"The Two-Dimensional Curvature"
The Two-Dimensional Curvature
Newton’s method converges quadratically by using second-order curvature information — the Hessian matrix. But the Hessian is expensive: for n parameters, it is n×n, and solving the Newton system costs O(n³). For large-scale problems, this is prohibitive. First-order methods (gradient descent, proximal gradient) avoid the Hessian but converge slowly on ill-conditioned problems, zigzagging along narrow valleys because they have no curvature information to straighten the path.
Chen and Yang show that two dimensions of curvature suffice. Their method restricts the Newton subproblem to a 2D subspace spanned by the current preconditioned gradient direction and the momentum direction from the previous iteration. Within this tiny subspace, they solve the full proximal Newton problem — computing the Hessian projection and finding the exact minimizer. Outside this subspace, the method is first-order.

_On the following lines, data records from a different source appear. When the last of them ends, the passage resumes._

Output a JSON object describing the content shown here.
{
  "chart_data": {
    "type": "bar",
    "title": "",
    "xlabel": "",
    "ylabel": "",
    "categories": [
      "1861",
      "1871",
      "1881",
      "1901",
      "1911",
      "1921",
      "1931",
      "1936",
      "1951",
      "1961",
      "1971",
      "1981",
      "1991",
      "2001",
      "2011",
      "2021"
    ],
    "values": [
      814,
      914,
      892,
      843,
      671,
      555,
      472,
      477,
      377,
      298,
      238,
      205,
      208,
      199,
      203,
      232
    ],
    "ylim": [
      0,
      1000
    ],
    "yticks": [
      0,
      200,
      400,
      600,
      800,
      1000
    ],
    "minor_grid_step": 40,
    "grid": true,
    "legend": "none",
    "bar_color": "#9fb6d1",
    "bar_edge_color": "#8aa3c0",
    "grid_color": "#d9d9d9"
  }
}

The choice of subspace is not arbitrary. The gradient direction captures the current steepest descent. The momentum direction captures the trajectory history — where the optimizer came from and how fast. Together, these two directions span the plane most relevant to the optimizer’s immediate future. Orthogonalizing the basis with respect to the Hessian-induced metric ensures the two directions contribute independent curvature information.
The result: global convergence, Q-linear convergence under strong convexity, and practical performance that matches full Newton on ill-conditioned problems at nearly first-order cost. The curvature that matters for convergence is concentrated in a remarkably low-dimensional subspace.
This is a statement about optimization landscapes, not algorithms. If two directions — current gradient plus historical momentum — capture enough curvature to match the full Hessian’s effect, then the effective dimensionality of the curvature relevant to convergence is two, regardless of the problem’s nominal dimension. The landscape may be n-dimensional, but the part of the landscape that the optimizer needs to understand at any given step lives in a plane.